Cahokia Heights Residents deserve clean water
Let’s be clear: when families cannot trust the water coming from their faucet, that is not just an infrastructure failure it is a moral failure.
The reports of E. coli in drinking water in Cahokia Heights should outrage all of us; but sadly, they do not surprise us. For too long, communities in Cahokia Heights and across the Metro East have been forced to live with flooding, failing infrastructure, and sewage contamination that would never be tolerated in wealthier communities.
According to STL PR, these resident-ran reports were in direct opposition of the companies who provide the water supply.
“The findings contradict test results from the city’s two water providers — private company Illinois American Water and the City of Cahokia Heights — whose own sampling outside homes has not detected E. coli in treated drinking water, according to public records from the past 15 years.”
The people of Cahokia Heights deserve the same dignity, safety, and investment as any other community in Illinois. Safe drinking water is not a luxury. It is a basic human right.
United Congregations of Metro-East will continue organizing alongside partner organizations and residents to demand real accountability, real investment, and real solutions.
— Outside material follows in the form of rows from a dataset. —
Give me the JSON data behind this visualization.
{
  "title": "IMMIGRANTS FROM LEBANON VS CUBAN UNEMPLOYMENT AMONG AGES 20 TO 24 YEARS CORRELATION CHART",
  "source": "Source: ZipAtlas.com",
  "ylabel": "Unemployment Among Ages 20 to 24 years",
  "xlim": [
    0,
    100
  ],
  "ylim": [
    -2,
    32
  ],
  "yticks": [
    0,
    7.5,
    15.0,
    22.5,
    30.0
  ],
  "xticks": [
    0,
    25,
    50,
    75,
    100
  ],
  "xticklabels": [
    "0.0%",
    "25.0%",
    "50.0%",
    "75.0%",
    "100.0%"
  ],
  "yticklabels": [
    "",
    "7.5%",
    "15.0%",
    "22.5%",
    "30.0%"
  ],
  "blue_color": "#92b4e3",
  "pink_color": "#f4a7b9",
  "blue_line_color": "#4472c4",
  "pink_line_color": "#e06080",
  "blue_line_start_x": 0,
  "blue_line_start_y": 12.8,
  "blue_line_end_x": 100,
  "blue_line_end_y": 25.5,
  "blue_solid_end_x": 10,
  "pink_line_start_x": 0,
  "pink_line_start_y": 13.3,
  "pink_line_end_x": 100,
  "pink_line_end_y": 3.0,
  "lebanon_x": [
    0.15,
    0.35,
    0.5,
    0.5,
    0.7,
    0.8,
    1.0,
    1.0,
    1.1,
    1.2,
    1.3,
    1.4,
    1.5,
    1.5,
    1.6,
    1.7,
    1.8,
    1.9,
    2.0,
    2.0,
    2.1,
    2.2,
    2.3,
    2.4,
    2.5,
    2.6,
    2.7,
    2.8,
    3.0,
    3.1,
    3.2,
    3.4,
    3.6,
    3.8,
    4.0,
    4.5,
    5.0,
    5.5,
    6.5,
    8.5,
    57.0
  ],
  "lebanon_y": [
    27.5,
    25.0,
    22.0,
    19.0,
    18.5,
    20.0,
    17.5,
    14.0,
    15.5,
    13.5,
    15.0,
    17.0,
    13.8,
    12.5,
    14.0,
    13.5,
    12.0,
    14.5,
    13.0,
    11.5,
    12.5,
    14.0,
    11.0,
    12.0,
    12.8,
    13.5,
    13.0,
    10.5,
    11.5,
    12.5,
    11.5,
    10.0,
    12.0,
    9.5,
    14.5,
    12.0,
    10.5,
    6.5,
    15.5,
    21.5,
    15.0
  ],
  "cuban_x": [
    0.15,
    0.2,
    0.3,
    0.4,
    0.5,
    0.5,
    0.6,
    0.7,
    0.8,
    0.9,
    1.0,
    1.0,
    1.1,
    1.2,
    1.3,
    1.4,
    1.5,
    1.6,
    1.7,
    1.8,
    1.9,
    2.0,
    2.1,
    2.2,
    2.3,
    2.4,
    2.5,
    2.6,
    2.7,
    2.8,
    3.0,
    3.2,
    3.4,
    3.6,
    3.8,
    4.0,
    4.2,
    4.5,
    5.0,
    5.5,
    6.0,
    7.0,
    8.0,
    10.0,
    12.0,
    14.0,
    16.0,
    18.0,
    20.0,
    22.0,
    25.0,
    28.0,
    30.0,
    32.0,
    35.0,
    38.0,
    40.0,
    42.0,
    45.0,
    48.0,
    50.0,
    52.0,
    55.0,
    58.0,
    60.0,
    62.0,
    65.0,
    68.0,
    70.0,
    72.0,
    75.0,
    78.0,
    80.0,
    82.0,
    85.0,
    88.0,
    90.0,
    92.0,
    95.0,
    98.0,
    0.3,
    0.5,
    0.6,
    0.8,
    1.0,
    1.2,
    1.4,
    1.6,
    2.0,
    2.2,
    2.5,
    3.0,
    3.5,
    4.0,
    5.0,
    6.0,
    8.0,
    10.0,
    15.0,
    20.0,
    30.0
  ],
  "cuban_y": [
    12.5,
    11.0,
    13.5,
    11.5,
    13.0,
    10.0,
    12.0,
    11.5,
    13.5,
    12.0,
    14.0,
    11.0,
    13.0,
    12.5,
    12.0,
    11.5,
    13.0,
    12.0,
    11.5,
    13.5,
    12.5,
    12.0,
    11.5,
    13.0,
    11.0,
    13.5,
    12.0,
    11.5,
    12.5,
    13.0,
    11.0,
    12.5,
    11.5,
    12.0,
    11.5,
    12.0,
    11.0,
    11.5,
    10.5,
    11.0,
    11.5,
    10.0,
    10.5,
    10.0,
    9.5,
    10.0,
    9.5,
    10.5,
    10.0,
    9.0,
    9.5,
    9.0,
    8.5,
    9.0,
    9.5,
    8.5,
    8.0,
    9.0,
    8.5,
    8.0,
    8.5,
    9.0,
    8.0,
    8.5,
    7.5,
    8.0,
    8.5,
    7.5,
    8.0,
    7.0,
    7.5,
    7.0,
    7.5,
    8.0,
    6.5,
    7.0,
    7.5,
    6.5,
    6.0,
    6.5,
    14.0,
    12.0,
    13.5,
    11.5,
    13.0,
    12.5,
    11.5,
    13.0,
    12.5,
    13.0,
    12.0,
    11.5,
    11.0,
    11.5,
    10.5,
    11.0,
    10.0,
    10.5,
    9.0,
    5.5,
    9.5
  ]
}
Our communities should not have to fight this hard for something as God-given as clean water.
We are not only committing to monthly donations of cases of water to the residents of Cahokia Heights, but also joining them in the fight to clean up the water supply by holding those responsible for the safety of our communities accountable.
UCM joined the NPHC and the NAACP on Friday 3/13/26 to donate water for the Citizens of Cahokia Heights. A total is 150 cases were donated. We have pledged to donate an additional 125 cases along with 17th Street Corridor Neighborhood will also donate 125 cases to bring the total to 400 donated.